Responsibilities:
- Responsible for monitoring and maintaining production systems including Ethereum validators and Blockchain nodes, AVSs, and other applications. This involves setting up monitoring tools, troubleshooting issues, performing regular maintenance tasks to ensure optimal performance, and implementing custom tooling if required.
- In the event of an incident or outage, the SRE will be responsible for quickly identifying the root cause of the issue and implementing a fix to restore service. This may require working outside of normal business hours to respond to incidents in a timely manner.
- Work intensively with Container Orchestration technologies and constantly optimizing infrastructure costs.
- Responsible for documenting processes, procedures, post-incident reports, and best practices related to running our services in production. This documentation will help ensure consistency and quality across the team, and will also serve as a reference for future team members.
- Collaborate closely with other members of the team to ensure that all production services are running smoothly and that any issues are addressed quickly especially Ethereum validators. This may include participating in on-call rotations, attending team meetings, and working on cross-functional projects with other teams.
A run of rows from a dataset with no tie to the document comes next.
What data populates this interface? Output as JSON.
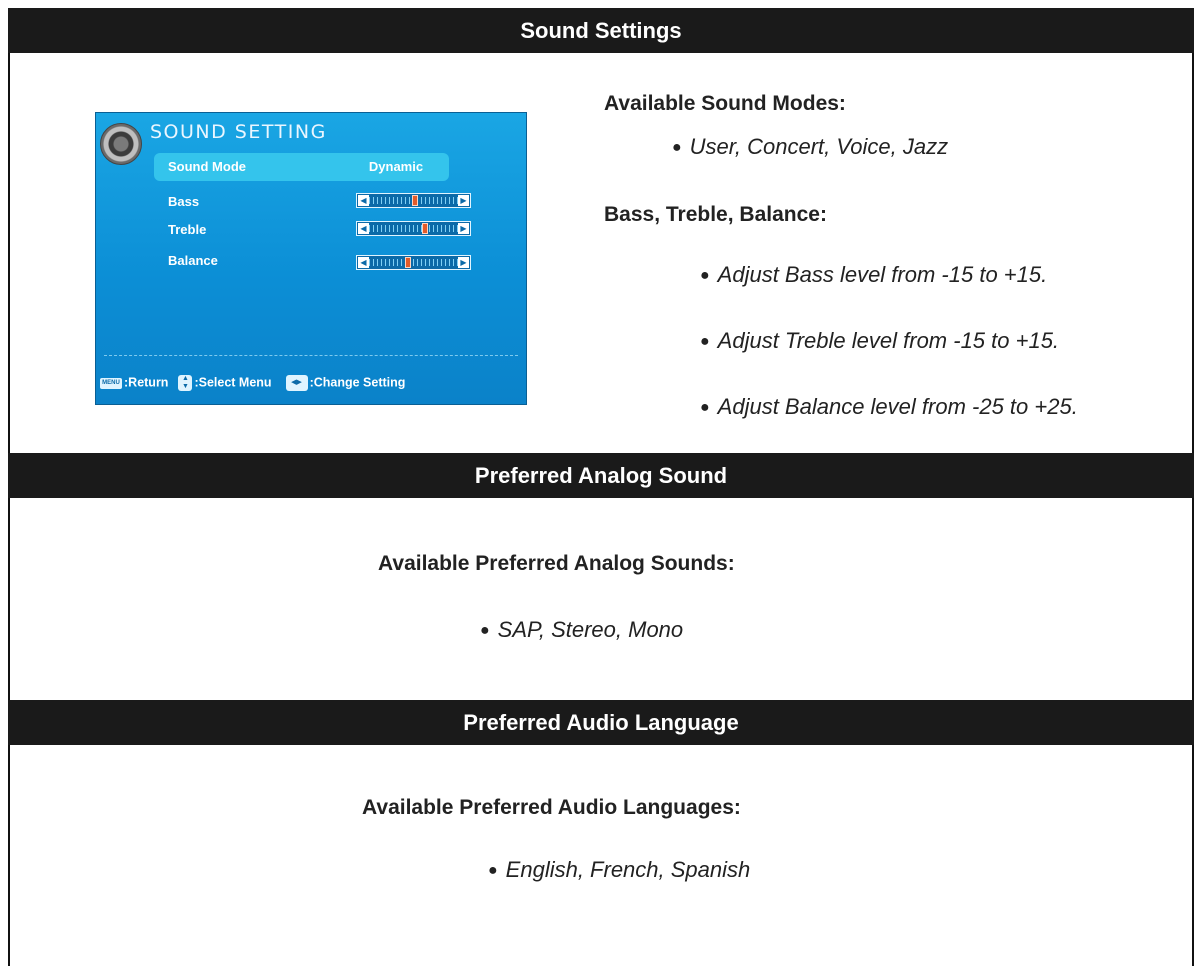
{
  "sections": {
    "sound_settings": {
      "title": "Sound Settings",
      "sound_modes_heading": "Available Sound Modes:",
      "sound_modes": "User, Concert, Voice, Jazz",
      "btb_heading": "Bass, Treble, Balance:",
      "btb_items": [
        "Adjust Bass level from -15 to +15.",
        "Adjust Treble level from -15 to +15.",
        "Adjust Balance level from -25 to +25."
      ]
    },
    "analog": {
      "title": "Preferred Analog Sound",
      "heading": "Available Preferred Analog Sounds:",
      "items": "SAP, Stereo, Mono"
    },
    "audio_language": {
      "title": "Preferred Audio Language",
      "heading": "Available Preferred Audio Languages:",
      "items": "English, French, Spanish"
    }
  },
  "tv_menu": {
    "title": "SOUND SETTING",
    "rows": {
      "sound_mode": {
        "label": "Sound Mode",
        "value": "Dynamic"
      },
      "bass": {
        "label": "Bass",
        "level": 0.5
      },
      "treble": {
        "label": "Treble",
        "level": 0.62
      },
      "balance": {
        "label": "Balance",
        "level": 0.42
      }
    },
    "footer": {
      "menu_key": "MENU",
      "return_label": ":Return",
      "select_label": ":Select Menu",
      "change_label": ":Change Setting"
    },
    "icons": {
      "disc": "speaker-disc-icon"
    }
  }
}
- Responsible for automating as many tasks as possible in order to reduce the amount of manual work required to manage infrastructures. This includes scripting, developing tools, and setting up automation using Terraform and CI/CD to streamline processes.
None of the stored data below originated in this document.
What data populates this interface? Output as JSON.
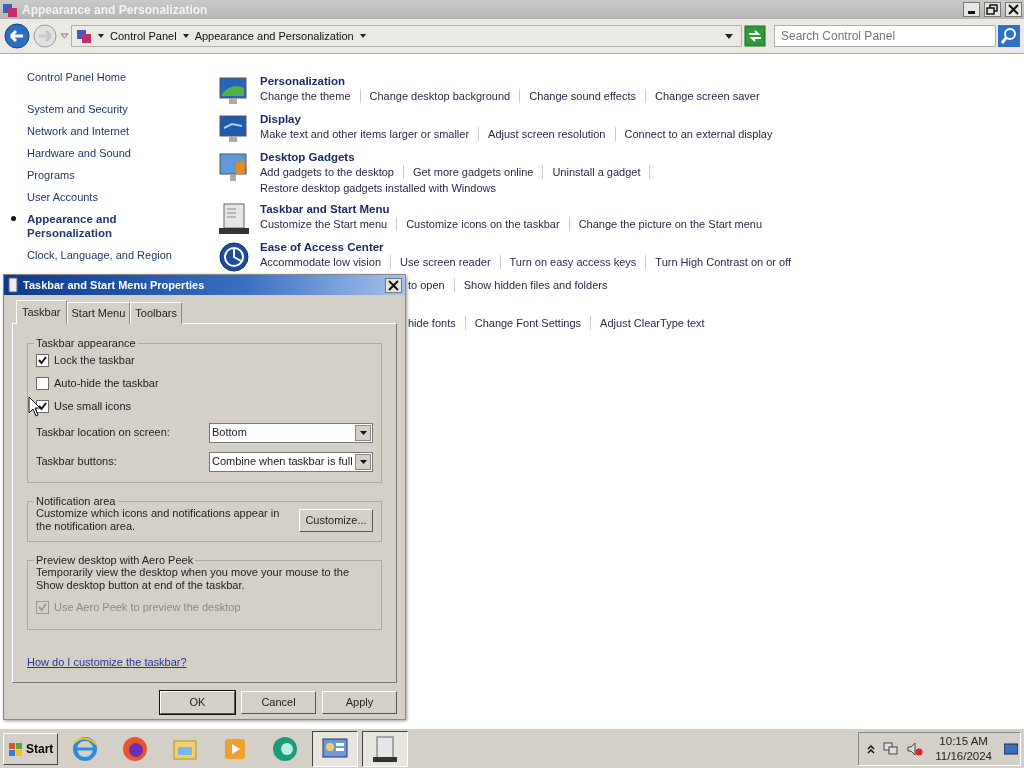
{
  "window": {
    "title": "Appearance and Personalization",
    "breadcrumb": [
      "Control Panel",
      "Appearance and Personalization"
    ],
    "search": {
      "placeholder": "Search Control Panel"
    }
  },
  "sidebar": {
    "home": "Control Panel Home",
    "items": [
      {
        "label": "System and Security",
        "selected": false
      },
      {
        "label": "Network and Internet",
        "selected": false
      },
      {
        "label": "Hardware and Sound",
        "selected": false
      },
      {
        "label": "Programs",
        "selected": false
      },
      {
        "label": "User Accounts",
        "selected": false
      },
      {
        "label": "Appearance and Personalization",
        "selected": true
      },
      {
        "label": "Clock, Language, and Region",
        "selected": false
      }
    ]
  },
  "categories": [
    {
      "kind": "full",
      "title": "Personalization",
      "links": [
        "Change the theme",
        "Change desktop background",
        "Change sound effects",
        "Change screen saver"
      ]
    },
    {
      "kind": "full",
      "title": "Display",
      "links": [
        "Make text and other items larger or smaller",
        "Adjust screen resolution",
        "Connect to an external display"
      ]
    },
    {
      "kind": "full",
      "title": "Desktop Gadgets",
      "links": [
        "Add gadgets to the desktop",
        "Get more gadgets online",
        "Uninstall a gadget",
        "Restore desktop gadgets installed with Windows"
      ]
    },
    {
      "kind": "full",
      "title": "Taskbar and Start Menu",
      "links": [
        "Customize the Start menu",
        "Customize icons on the taskbar",
        "Change the picture on the Start menu"
      ]
    },
    {
      "kind": "full",
      "title": "Ease of Access Center",
      "links": [
        "Accommodate low vision",
        "Use screen reader",
        "Turn on easy access keys",
        "Turn High Contrast on or off"
      ]
    },
    {
      "kind": "covered",
      "links": [
        "to open",
        "Show hidden files and folders"
      ]
    },
    {
      "kind": "covered",
      "links": [
        "hide fonts",
        "Change Font Settings",
        "Adjust ClearType text"
      ]
    }
  ],
  "dialog": {
    "title": "Taskbar and Start Menu Properties",
    "tabs": [
      {
        "label": "Taskbar",
        "selected": true
      },
      {
        "label": "Start Menu",
        "selected": false
      },
      {
        "label": "Toolbars",
        "selected": false
      }
    ],
    "appearance": {
      "legend": "Taskbar appearance",
      "checkboxes": [
        {
          "label": "Lock the taskbar",
          "checked": true
        },
        {
          "label": "Auto-hide the taskbar",
          "checked": false
        },
        {
          "label": "Use small icons",
          "checked": true
        }
      ],
      "dropdowns": [
        {
          "label": "Taskbar location on screen:",
          "value": "Bottom"
        },
        {
          "label": "Taskbar buttons:",
          "value": "Combine when taskbar is full"
        }
      ]
    },
    "notification": {
      "legend": "Notification area",
      "text": "Customize which icons and notifications appear in the notification area.",
      "button": "Customize..."
    },
    "peek": {
      "legend": "Preview desktop with Aero Peek",
      "text": "Temporarily view the desktop when you move your mouse to the Show desktop button at end of the taskbar.",
      "checkbox": {
        "label": "Use Aero Peek to preview the desktop",
        "checked": true,
        "disabled": true
      }
    },
    "help_link": "How do I customize the taskbar?",
    "buttons": [
      {
        "label": "OK",
        "default": true
      },
      {
        "label": "Cancel",
        "default": false
      },
      {
        "label": "Apply",
        "default": false
      }
    ]
  },
  "taskbar": {
    "start": "Start",
    "apps": [
      {
        "pressed": false
      },
      {
        "pressed": false
      },
      {
        "pressed": false
      },
      {
        "pressed": false
      },
      {
        "pressed": false
      },
      {
        "pressed": true
      },
      {
        "pressed": true
      }
    ],
    "clock": {
      "time": "10:15 AM",
      "date": "11/16/2024"
    }
  }
}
- In this role, we need you to have experience in (you should have):
- IAC experience running on any cloud platform, preferably on AWS and GCP.
- Proficiency in Linux operating system and command-line tools.
- Skills in programming languages such as Python, Golang, or Bash.
- Experience with CI/CD pipelines and automation frameworks, preferably ArgoCD.
- Proficiency with containerization technologies such as Docker with Docker Compose and Kubernetes.
- Familiarity and experience working with Helm Charts.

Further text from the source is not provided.